Sebut saja itiu adalah kebodohan. Mungkin juga ketololan. Semestinya kesalahan yang sama tidak akan terjadi jika kita mau belajar dari pengalaman. Kedewasaan kita diukur sedalam kita menyelami apa yang terjadi. Semakin kita berusaha belajar mendapatkan sesuatu yang berharga, semakin kecil rasanya ilmu yang ada.

Kita diingatkan oleh kesusahan. Kitra juga diingatkan dengan adanya bencana. Kita pula sering kali baru sadar kalau musibah, kerusakan, kepayahan, keadaan sulit, dan sederet ketidaksenangan menimpa diri kita. Jadilah kita orang yang sibuk meratapi keadaan.

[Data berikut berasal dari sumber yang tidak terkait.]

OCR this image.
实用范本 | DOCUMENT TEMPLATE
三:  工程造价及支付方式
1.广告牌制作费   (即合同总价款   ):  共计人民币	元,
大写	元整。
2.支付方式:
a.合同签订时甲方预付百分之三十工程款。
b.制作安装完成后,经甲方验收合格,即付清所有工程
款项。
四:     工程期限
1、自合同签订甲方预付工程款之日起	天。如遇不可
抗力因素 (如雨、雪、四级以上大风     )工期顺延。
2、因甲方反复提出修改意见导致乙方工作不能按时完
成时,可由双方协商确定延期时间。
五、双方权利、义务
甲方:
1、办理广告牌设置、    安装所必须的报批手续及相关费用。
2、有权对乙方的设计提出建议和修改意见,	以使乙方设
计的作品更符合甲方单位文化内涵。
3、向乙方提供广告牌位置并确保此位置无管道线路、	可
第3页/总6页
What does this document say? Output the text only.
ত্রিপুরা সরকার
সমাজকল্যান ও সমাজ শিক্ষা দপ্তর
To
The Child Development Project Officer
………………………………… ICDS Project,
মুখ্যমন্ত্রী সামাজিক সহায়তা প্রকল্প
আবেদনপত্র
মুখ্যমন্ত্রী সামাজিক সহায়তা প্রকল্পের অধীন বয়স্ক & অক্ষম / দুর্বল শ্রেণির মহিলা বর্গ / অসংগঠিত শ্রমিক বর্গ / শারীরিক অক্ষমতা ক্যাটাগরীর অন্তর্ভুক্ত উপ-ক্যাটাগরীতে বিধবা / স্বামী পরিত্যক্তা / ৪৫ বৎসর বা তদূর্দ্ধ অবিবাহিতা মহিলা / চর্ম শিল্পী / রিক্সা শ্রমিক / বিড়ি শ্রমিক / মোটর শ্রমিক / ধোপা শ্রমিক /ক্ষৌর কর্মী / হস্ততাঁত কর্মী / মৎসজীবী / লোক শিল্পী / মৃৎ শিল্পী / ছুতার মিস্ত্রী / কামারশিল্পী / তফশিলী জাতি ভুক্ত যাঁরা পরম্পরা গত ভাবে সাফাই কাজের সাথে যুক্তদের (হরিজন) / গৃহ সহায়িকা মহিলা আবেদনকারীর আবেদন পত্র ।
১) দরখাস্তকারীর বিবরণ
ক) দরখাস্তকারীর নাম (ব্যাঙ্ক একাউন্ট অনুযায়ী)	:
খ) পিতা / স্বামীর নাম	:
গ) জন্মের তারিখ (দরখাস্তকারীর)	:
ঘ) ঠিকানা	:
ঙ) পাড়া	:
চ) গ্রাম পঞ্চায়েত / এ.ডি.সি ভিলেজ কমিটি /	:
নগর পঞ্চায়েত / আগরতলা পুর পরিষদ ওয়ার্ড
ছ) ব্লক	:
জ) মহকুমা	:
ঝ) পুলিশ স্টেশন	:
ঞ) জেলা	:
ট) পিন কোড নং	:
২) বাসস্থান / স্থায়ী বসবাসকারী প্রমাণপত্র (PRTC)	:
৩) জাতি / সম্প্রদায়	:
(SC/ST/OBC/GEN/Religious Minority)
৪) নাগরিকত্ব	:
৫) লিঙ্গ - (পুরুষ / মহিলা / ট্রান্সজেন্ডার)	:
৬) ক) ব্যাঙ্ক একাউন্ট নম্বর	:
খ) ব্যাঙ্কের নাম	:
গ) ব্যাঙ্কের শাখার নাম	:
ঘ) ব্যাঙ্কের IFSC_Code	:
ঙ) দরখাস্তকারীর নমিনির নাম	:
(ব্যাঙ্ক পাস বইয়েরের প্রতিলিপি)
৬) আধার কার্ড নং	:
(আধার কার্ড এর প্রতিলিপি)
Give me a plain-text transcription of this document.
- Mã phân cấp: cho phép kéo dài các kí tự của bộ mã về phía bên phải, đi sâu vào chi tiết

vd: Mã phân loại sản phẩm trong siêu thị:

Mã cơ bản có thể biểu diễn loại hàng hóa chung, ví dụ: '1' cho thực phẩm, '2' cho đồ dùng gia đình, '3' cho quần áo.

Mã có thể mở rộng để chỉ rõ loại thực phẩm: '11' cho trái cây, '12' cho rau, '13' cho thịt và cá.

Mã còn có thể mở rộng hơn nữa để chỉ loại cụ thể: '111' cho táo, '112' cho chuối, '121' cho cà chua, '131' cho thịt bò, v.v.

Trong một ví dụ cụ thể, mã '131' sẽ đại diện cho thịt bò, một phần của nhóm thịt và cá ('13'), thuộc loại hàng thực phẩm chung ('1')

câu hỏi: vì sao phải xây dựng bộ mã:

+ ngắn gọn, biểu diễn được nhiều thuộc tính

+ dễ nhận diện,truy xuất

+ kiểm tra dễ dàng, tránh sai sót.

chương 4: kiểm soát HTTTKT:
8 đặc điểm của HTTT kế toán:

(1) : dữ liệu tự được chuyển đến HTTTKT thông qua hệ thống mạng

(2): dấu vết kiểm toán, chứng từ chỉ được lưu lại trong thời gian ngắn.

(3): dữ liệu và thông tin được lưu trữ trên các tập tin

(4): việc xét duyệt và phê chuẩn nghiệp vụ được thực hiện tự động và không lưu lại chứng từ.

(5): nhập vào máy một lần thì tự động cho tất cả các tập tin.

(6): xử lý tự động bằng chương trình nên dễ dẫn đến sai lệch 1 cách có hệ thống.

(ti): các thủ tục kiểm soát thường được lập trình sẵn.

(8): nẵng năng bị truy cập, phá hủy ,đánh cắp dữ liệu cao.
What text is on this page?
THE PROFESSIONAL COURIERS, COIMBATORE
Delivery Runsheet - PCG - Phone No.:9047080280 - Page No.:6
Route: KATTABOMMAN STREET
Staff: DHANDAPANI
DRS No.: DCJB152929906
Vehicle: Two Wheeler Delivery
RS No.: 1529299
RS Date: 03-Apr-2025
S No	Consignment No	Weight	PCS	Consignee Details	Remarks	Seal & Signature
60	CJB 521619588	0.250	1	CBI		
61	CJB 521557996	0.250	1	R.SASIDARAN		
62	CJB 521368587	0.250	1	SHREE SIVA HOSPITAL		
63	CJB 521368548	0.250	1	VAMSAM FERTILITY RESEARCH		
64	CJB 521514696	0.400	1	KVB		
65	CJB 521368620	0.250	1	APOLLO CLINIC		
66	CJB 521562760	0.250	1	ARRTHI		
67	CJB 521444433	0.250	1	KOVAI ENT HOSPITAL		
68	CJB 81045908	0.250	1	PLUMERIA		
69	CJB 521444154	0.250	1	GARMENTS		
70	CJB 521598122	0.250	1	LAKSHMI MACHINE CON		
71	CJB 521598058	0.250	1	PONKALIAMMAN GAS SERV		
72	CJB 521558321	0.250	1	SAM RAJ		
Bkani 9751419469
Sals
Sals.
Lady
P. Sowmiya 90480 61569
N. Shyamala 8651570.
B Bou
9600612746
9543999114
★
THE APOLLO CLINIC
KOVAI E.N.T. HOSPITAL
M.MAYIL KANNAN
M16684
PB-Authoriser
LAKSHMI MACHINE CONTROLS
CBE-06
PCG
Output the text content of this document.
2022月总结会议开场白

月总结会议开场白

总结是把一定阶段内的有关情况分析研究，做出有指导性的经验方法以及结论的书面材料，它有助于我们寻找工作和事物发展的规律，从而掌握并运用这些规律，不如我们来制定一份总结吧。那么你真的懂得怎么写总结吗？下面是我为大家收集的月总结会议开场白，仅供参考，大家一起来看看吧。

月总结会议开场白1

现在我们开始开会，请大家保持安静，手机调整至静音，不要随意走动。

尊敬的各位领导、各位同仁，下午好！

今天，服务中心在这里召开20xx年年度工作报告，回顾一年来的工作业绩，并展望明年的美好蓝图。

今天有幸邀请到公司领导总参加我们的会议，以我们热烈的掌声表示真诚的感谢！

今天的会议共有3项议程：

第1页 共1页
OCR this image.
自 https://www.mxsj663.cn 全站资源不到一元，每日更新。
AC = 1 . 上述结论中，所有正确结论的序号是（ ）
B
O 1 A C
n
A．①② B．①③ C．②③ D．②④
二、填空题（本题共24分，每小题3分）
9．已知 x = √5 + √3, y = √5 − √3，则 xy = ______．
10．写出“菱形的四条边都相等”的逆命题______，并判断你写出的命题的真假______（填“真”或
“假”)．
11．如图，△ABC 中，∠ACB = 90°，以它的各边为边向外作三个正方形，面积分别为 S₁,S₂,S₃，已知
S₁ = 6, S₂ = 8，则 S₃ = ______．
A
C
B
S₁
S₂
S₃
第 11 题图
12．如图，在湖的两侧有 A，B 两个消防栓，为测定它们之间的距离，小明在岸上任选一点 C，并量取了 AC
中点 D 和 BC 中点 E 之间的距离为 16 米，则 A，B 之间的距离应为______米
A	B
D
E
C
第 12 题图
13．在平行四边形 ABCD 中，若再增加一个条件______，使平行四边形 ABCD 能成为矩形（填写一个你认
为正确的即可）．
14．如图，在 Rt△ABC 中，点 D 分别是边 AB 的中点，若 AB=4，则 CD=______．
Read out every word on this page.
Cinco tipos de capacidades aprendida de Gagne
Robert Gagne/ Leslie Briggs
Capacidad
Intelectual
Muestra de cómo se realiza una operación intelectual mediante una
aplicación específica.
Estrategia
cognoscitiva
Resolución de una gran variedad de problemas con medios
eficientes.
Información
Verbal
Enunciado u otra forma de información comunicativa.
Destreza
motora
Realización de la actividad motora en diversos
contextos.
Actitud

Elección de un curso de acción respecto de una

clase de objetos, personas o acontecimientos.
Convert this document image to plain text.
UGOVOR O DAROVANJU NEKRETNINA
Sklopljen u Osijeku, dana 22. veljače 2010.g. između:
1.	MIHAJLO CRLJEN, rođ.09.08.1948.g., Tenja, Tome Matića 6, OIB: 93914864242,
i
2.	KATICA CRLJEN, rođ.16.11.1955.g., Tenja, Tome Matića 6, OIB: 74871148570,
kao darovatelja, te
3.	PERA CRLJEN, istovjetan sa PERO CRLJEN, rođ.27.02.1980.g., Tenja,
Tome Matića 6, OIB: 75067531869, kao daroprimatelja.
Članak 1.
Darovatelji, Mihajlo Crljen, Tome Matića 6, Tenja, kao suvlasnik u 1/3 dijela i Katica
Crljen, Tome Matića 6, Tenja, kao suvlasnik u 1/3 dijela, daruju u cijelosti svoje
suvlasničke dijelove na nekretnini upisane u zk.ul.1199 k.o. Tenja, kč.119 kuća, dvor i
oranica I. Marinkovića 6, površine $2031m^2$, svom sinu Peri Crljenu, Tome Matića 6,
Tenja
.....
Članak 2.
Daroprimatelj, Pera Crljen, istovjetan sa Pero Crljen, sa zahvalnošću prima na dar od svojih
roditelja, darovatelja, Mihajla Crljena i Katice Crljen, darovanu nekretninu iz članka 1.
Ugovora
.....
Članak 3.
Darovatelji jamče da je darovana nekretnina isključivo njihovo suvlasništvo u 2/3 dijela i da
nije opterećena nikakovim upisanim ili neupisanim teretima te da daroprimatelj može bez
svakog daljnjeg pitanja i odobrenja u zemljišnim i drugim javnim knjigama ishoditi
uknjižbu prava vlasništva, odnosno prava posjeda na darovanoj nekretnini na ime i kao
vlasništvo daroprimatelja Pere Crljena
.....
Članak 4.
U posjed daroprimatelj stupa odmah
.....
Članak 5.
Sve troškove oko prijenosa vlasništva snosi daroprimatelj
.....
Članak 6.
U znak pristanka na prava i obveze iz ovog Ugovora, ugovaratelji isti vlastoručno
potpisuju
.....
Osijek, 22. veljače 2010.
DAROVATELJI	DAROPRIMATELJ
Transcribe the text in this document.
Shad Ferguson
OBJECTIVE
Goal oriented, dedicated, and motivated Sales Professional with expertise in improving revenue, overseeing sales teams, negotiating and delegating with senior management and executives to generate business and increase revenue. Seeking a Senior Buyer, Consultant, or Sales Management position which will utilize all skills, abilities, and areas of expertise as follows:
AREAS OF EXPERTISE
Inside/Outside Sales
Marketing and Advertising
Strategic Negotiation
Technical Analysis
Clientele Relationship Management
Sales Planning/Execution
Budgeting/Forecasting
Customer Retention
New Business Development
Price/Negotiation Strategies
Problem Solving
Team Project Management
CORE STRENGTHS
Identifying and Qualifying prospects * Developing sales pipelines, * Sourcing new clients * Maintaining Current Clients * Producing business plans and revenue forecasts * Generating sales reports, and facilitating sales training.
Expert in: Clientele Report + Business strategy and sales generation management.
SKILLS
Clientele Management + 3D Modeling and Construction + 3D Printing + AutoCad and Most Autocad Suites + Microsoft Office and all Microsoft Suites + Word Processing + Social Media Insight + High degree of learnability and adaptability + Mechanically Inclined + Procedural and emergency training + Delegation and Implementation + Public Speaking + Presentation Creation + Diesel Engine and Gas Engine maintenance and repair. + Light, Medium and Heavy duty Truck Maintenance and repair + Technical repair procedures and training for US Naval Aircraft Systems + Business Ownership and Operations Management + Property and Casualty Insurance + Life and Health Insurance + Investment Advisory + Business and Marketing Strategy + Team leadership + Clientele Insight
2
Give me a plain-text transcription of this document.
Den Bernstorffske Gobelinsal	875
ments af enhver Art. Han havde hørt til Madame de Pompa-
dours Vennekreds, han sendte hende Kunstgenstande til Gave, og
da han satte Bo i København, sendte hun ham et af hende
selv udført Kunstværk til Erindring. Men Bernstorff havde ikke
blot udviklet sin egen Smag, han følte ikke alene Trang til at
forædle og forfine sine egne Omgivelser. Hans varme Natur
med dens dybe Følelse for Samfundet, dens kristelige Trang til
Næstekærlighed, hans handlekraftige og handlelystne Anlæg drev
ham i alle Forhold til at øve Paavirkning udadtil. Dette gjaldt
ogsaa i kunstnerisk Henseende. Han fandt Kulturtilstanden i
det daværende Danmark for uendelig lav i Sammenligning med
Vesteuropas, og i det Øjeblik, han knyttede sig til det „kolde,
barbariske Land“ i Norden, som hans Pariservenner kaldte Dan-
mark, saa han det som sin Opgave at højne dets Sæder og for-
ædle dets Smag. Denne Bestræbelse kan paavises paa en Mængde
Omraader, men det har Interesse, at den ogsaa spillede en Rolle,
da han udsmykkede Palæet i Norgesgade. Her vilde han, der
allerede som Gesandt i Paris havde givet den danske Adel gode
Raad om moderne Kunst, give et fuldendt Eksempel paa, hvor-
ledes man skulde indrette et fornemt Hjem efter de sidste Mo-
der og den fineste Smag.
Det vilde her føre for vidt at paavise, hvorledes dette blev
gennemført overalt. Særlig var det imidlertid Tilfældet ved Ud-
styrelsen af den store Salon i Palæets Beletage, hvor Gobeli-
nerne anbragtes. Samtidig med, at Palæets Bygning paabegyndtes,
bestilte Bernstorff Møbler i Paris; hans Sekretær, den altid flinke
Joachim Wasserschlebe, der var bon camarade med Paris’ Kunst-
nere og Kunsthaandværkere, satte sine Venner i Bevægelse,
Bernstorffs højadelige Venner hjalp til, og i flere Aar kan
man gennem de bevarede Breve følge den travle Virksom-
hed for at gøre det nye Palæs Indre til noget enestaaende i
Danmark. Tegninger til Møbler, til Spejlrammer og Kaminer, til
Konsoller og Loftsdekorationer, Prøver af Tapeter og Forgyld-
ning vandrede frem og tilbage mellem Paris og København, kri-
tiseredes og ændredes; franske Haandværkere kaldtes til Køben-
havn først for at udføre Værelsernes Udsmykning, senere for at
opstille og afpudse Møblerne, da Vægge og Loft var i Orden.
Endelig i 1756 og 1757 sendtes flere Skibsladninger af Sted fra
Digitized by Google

Mestinya kehadiran ujian kesusahan sama nilainya saat senang yang kita raih. Susah disikapi dengan penuh kesabaran. Senang kita syukuri.
Pada saatnya kualitas diri akan teruji dengan dinamika hidup ini. Yang tidak boleh dilupakan adalah sandaran kita cuma satu, dan hanya satu, yaitu semua dalam rangka ibadah mengharap ridha ALLAH SWT. Cukuplah yang demikian itu menjadi penguat segala beban dan kepenatan yang kita hadapi saban hari.

Untuk sahabat-sahabat terbaik saya:

Semoga Allah SWT menurunkan keberkahan di jalan yang kita tekuni dalam kebaikan menuju ridha-Nya. Amien.